Dry fallowing and cultivation to bring as much soil as possible to the surface are effective in killing root-knot nematode through starvation and desiccation. It is very important to keep the field or high tunnel weed-free during fallowing. Dry fallowing and tillage, however, are destructive to soil fertility. Composts and other organic materials should be added to the soil following fallowing to restore soil fertility.
Using crop rotation to control root-knot nematode is difficult in high tunnels because of the limited and valuable spacing. Vegetables commonly grown in high tunnels (tomato, cucumber, pepper, lettuce, spinach, carrot etc.) are hosts of root-knot nematode. It might be possible to plant a non-host winter cover crop to help managing root-knot nematodes, examples include rye and wheat. Be cautious that some of the cool season legume cover crops such as hairy vetch and crimson clover are also hosts of root-knot nematode; they may encourage populations of root-knot nematode under high soil temperatures. Various Brassica species that can release toxic compounds after breakdown have nematicidal effects. However, results of growing cover crops as biofumigant to control root-knot nematode is mixed because these crops may be hosts of root-knot nematode, resulting in a population increase during cover crop cultivation when conditions are favorable.

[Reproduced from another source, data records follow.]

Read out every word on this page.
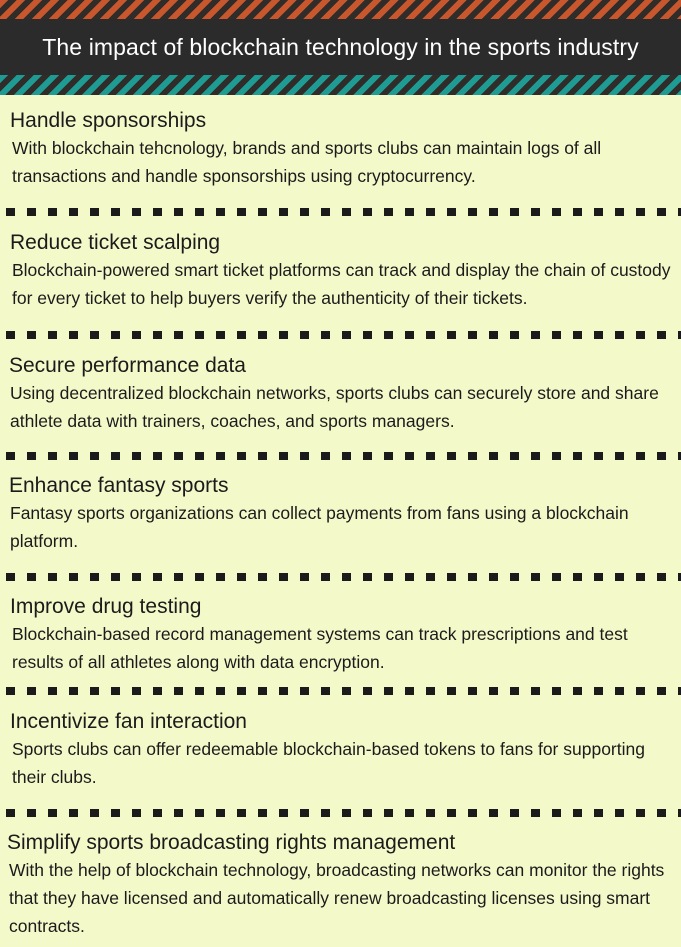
The impact of blockchain technology in the sports industry
Handle sponsorships

With blockchain tehcnology, brands and sports clubs can maintain logs of all transactions and handle sponsorships using cryptocurrency.

Reduce ticket scalping

Blockchain-powered smart ticket platforms can track and display the chain of custody for every ticket to help buyers verify the authenticity of their tickets.

Secure performance data

Using decentralized blockchain networks, sports clubs can securely store and share athlete data with trainers, coaches, and sports managers.

Enhance fantasy sports

Fantasy sports organizations can collect payments from fans using a blockchain platform.

Improve drug testing

Blockchain-based record management systems can track prescriptions and test results of all athletes along with data encryption.

Incentivize fan interaction

Sports clubs can offer redeemable blockchain-based tokens to fans for supporting their clubs.

Simplify sports broadcasting rights management

With the help of blockchain technology, broadcasting networks can monitor the rights that they have licensed and automatically renew broadcasting licenses using smart contracts.
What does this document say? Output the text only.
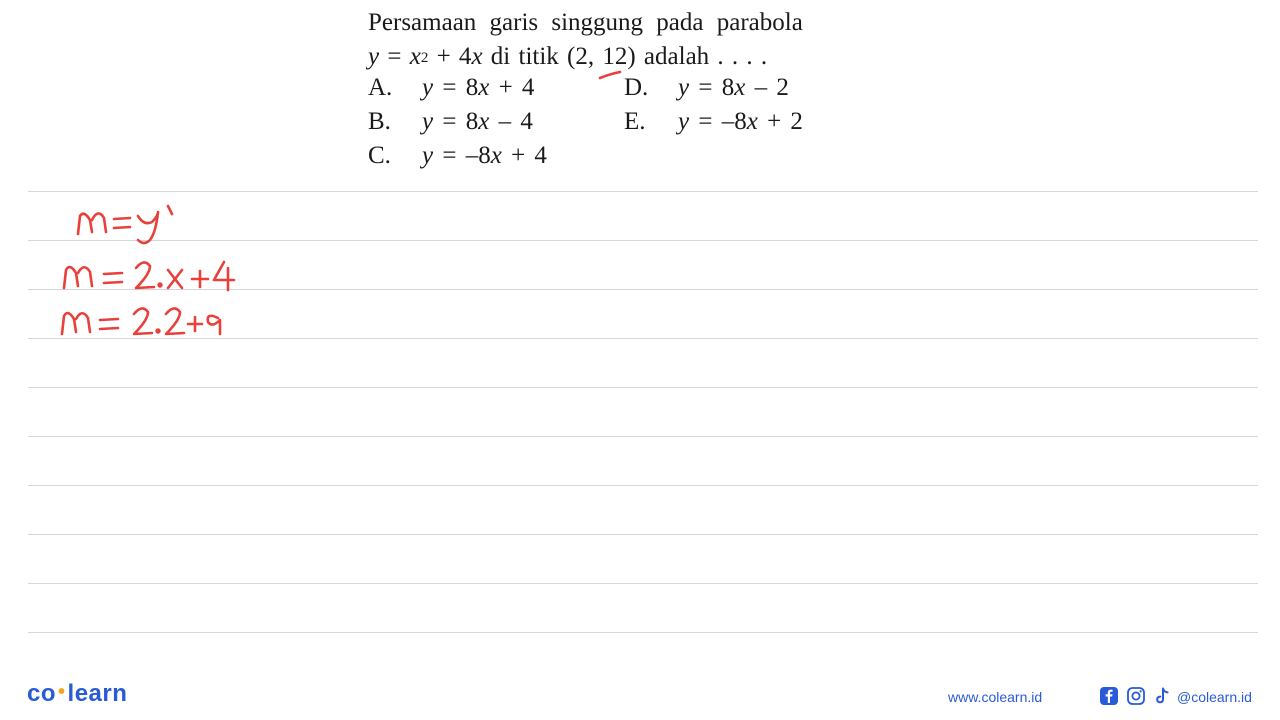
Persamaan garis singgung pada parabola
$y = x^2 + 4x$ di titik (2, 12) adalah . . . .
A. y = 8x + 4
B. y = 8x – 4
C. y = –8x + 4
D. y = 8x – 2
E. y = –8x + 2
co •learn	www.colearn.id	@colearn.id
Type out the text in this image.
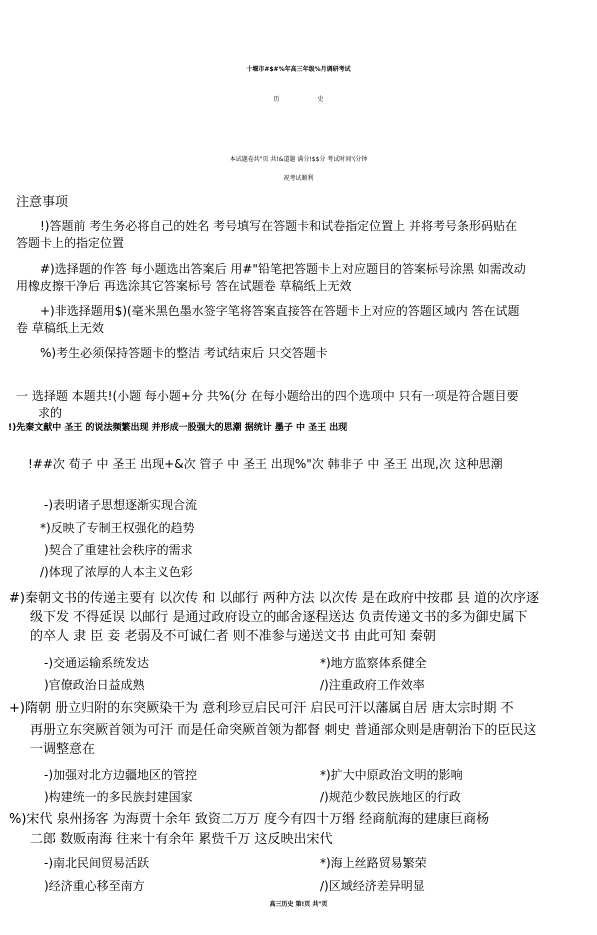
十堰市#$#%年高三年级%月调研考试
历 史
本试题卷共"页 共!&道题 满分!$$分 考试时间'(分钟
祝考试顺利
注意事项
!)答题前 考生务必将自己的姓名 考号填写在答题卡和试卷指定位置上 并将考号条形码贴在
答题卡上的指定位置
#)选择题的作答 每小题选出答案后 用#"铅笔把答题卡上对应题目的答案标号涂黑 如需改动
用橡皮擦干净后 再选涂其它答案标号 答在试题卷 草稿纸上无效
+)非选择题用$)(毫米黑色墨水签字笔将答案直接答在答题卡上对应的答题区域内 答在试题
卷 草稿纸上无效
%)考生必须保持答题卡的整洁 考试结束后 只交答题卡
一 选择题 本题共!(小题 每小题+分 共%(分 在每小题给出的四个选项中 只有一项是符合题目要
求的
!)先秦文献中 圣王 的说法频繁出现 并形成一股强大的思潮 据统计 墨子 中 圣王 出现
!##次 荀子 中 圣王 出现+&次 管子 中 圣王 出现%"次 韩非子 中 圣王 出现,次 这种思潮
-)表明诸子思想逐渐实现合流
*)反映了专制王权强化的趋势
)契合了重建社会秩序的需求
/)体现了浓厚的人本主义色彩
#)秦朝文书的传递主要有 以次传 和 以邮行 两种方法 以次传 是在政府中按郡 县 道的次序逐
级下发 不得延误 以邮行 是通过政府设立的邮舍逐程送达 负责传递文书的多为御史属下
的卒人 隶 臣 妾 老弱及不可诚仁者 则不准参与递送文书 由此可知 秦朝
-)交通运输系统发达	*)地方监察体系健全
)官僚政治日益成熟	/)注重政府工作效率
+)隋朝 册立归附的东突厥染干为 意利珍豆启民可汗 启民可汗以藩属自居 唐太宗时期 不
再册立东突厥首领为可汗 而是任命突厥首领为都督 刺史 普通部众则是唐朝治下的臣民这
一调整意在
-)加强对北方边疆地区的管控	*)扩大中原政治文明的影响
)构建统一的多民族封建国家	/)规范少数民族地区的行政
%)宋代 泉州扬客 为海贾十余年 致资二万万 度今有四十万缗 经商航海的建康巨商杨
二郎 数贩南海 往来十有余年 累赀千万 这反映出宋代
-)南北民间贸易活跃	*)海上丝路贸易繁荣
)经济重心移至南方	/)区域经济差异明显
高三历史 第!页 共"页
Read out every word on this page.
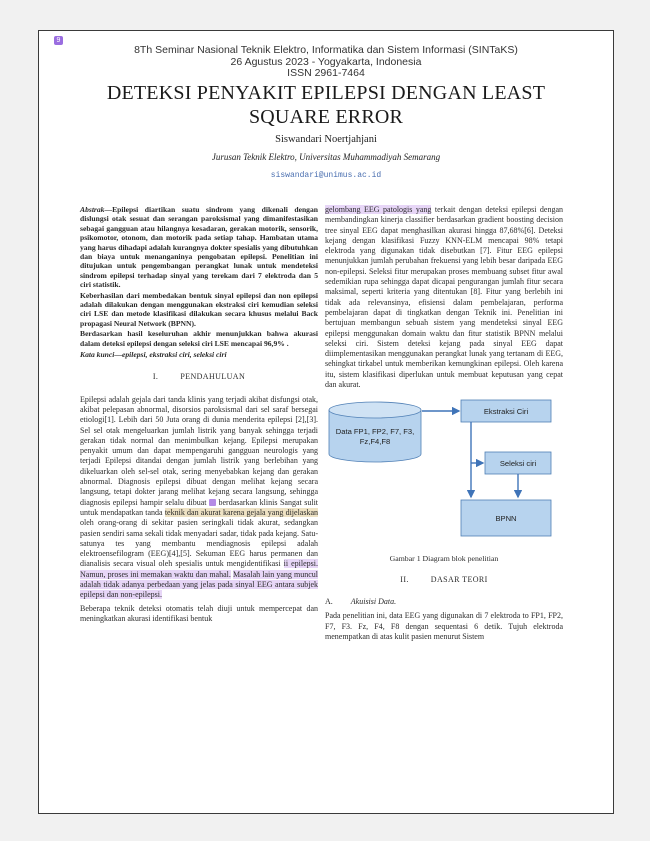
8Th Seminar Nasional Teknik Elektro, Informatika dan Sistem Informasi (SINTaKS)
26 Agustus 2023 - Yogyakarta, Indonesia
ISSN 2961-7464
DETEKSI PENYAKIT EPILEPSI DENGAN LEAST
SQUARE ERROR
Siswandari Noertjahjani
Jurusan Teknik Elektro, Universitas Muhammadiyah Semarang
siswandari@unimus.ac.id

Abstrak—Epilepsi diartikan suatu sindrom yang dikenali dengan dislungsi otak sesuat dan serangan paroksismal yang dimanifestasikan sebagai gangguan atau hilangnya kesadaran, gerakan motorik, sensorik, psikomotor, otonom, dan motorik pada setiap tahap. Hambatan utama yang harus dihadapi adalah kurangnya dokter spesialis yang dibutuhkan dan biaya untuk menanganinya pengobatan epilepsi. Penelitian ini ditujukan untuk pengembangan perangkat lunak untuk mendeteksi sindrom epilepsi terhadap sinyal yang terekam dari 7 elektroda dan 5 ciri statistik.

Keberhasilan dari membedakan bentuk sinyal epilepsi dan non epilepsi adalah dilakukan dengan menggunakan ekstraksi ciri kemudian seleksi ciri LSE dan metode klasifikasi dilakukan secara khusus melalui Back propagasi Neural Network (BPNN).

Berdasarkan hasil keseluruhan akhir menunjukkan bahwa akurasi dalam deteksi epilepsi dengan seleksi ciri LSE mencapai 96,9% .

Kata kunci—epilepsi, ekstraksi ciri, seleksi ciri
I.	PENDAHULUAN

Epilepsi adalah gejala dari tanda klinis yang terjadi akibat disfungsi otak, akibat pelepasan abnormal, disorsios paroksismal dari sel saraf bersegai etiologi[1]. Lebih dari 50 Juta orang di dunia menderita epilepsi [2],[3]. Sel sel otak mengeluarkan jumlah listrik yang banyak sehingga terjadi gerakan tidak normal dan menimbulkan kejang. Epilepsi merupakan penyakit umum dan dapat mempengaruhi gangguan neurologis yang terjadi Epilepsi ditandai dengan jumlah listrik yang berlebihan yang dikeluarkan oleh sel-sel otak, sering menyebabkan kejang dan gerakan abnormal. Diagnosis epilepsi dibuat dengan melihat kejang secara langsung, tetapi dokter jarang melihat kejang secara langsung, sehingga diagnosis epilepsi hampir selalu dibuat berdasarkan klinis Sangat sulit untuk mendapatkan tanda teknik dan akurat karena gejala yang dijelaskan oleh orang-orang di sekitar pasien seringkali tidak akurat, sedangkan pasien sendiri sama sekali tidak menyadari sadar, tidak pada kejang. Satu-satunya tes yang membantu mendiagnosis epilepsi adalah elektroensefilogram (EEG)[4],[5]. Sekuman EEG harus permanen dan dianalisis secara visual oleh spesialis untuk mengidentifikasi ii epilepsi. Namun, proses ini memakan waktu dan mahal. Masalah lain yang muncul adalah tidak adanya perbedaan yang jelas pada sinyal EEG antara subjek epilepsi dan non-epilepsi.

Beberapa teknik deteksi otomatis telah diuji untuk mempercepat dan meningkatkan akurasi identifikasi bentuk

gelombang EEG patologis yang terkait dengan deteksi epilepsi dengan membandingkan kinerja classifier berdasarkan gradient boosting decision tree sinyal EEG dapat menghasilkan akurasi hingga 87,68%[6]. Deteksi kejang dengan klasifikasi Fuzzy KNN-ELM mencapai 98% tetapi elektroda yang digunakan tidak disebutkan [7]. Fitur EEG epilepsi menunjukkan jumlah perubahan frekuensi yang lebih besar daripada EEG non-epilepsi. Seleksi fitur merupakan proses membuang subset fitur awal sedemikian rupa sehingga dapat dicapai pengurangan jumlah fitur secara maksimal, seperti kriteria yang ditentukan [8]. Fitur yang berlebih ini tidak ada relevansinya, efisiensi dalam pembelajaran, performa pembelajaran dapat di tingkatkan dengan Teknik ini. Penelitian ini bertujuan membangun sebuah sistem yang mendeteksi sinyal EEG epilepsi menggunakan domain waktu dan fitur statistik BPNN melalui seleksi ciri. Sistem deteksi kejang pada sinyal EEG dapat diimplementasikan menggunakan perangkat lunak yang tertanam di EEG, sehingkat tirkabel untuk memberikan kemungkinan epilepsi. Oleh karena itu, sistem klasifikasi diperlukan untuk membuat keputusan yang cepat dan akurat.

Data FP1, FP2, F7, F3,
Fz,F4,F8
Ekstraksi Ciri
Seleksi ciri
BPNN
Gambar 1 Diagram blok penelitian
II.	DASAR TEORI
A. Akuisisi Data.

Pada penelitian ini, data EEG yang digunakan di 7 elektroda to FP1, FP2, F7, F3. Fz, F4, F8 dengan sequentasi 6 detik. Tujuh elektroda menempatkan di atas kulit pasien menurut Sistem

9
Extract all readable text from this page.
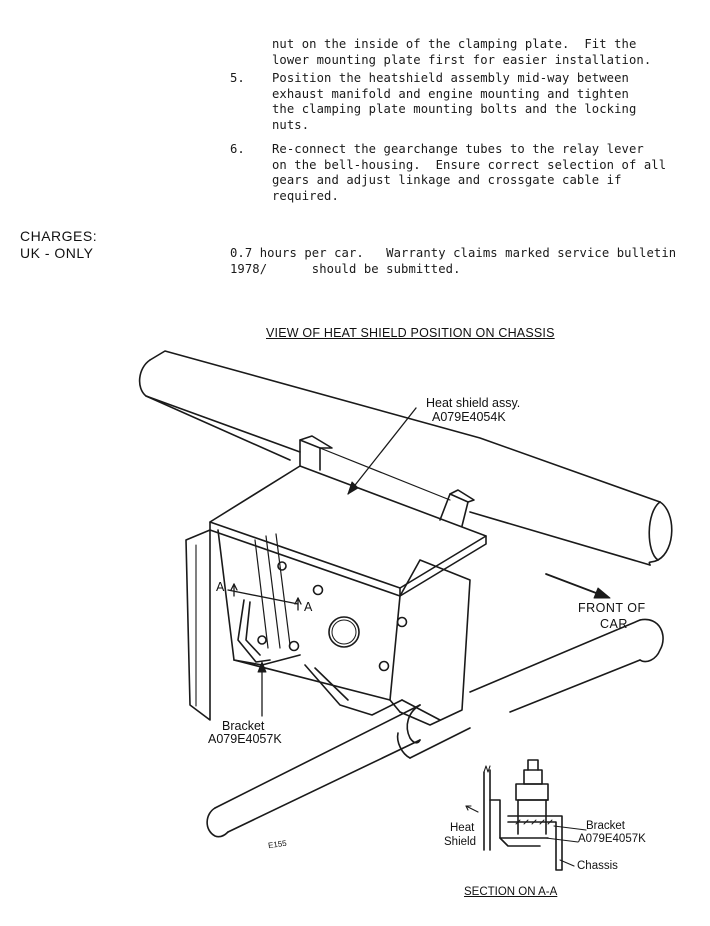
nut on the inside of the clamping plate.  Fit the
lower mounting plate first for easier installation.
5. Position the heatshield assembly mid-way between
exhaust manifold and engine mounting and tighten
the clamping plate mounting bolts and the locking
nuts.
6. Re-connect the gearchange tubes to the relay lever
on the bell-housing.  Ensure correct selection of all
gears and adjust linkage and crossgate cable if
required.
CHARGES:
UK - ONLY	0.7 hours per car.   Warranty claims marked service bulletin
1978/      should be submitted.
VIEW OF HEAT SHIELD POSITION ON CHASSIS
Heat shield assy.
A079E4054K
FRONT OF
CAR
Bracket
A079E4057K
A
A
E155
Heat
Shield
Bracket
A079E4057K
Chassis
SECTION ON A-A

Tomato varieties with resistance to root-knot nematode are available. The resistant tomato varieties contain a single dominant resistant gene. Nematode fails to develop and reproduce normally within root tissues of a resistant variety. However, under high root-knot nematode populations, crop yield loss may still occur even though resistant plants develop less galling. Studies conducted in Florida indicated that the resistant gene is sensitive to high temperatures, it may lose resistance when temperatures are above 78 °F. Another concern of using resistant variety is that they may not have required market characteristics such as flavor, yield, fruit type etc. In this scenario, grafting market-acceptable but nematode susceptible varieties onto nematode-resistant rootstocks has shown great promising in controlling root-knot nematode on tomatoes. Moreover, most commercial tomato rootstocks have vigorous root systems that may improve crop yield even without the presence of root-knot nematode pressure.
A new nonfumigant nematicide Nimitz® (active ingredient Fluensulfone) has shown promise in controlling root-knot nematode. The product has a unique but unknown mode of action. It is a soluble compound and moves through the soil water. Studies have shown that drip application of Fluensulfone reduced the number of root-knot nematodes and galls on tomatoes. However, this product has limited residue activity, only works when nematodes are active. Its label is silent on greenhouse use.
It is not likely that any of the approaches can completely eliminate root-knot nematode population in the soil. Whenever it is possible, using a combination of the practices to reduce root-knot nematode population in the soil, and reduce crop damage to the greatest extent.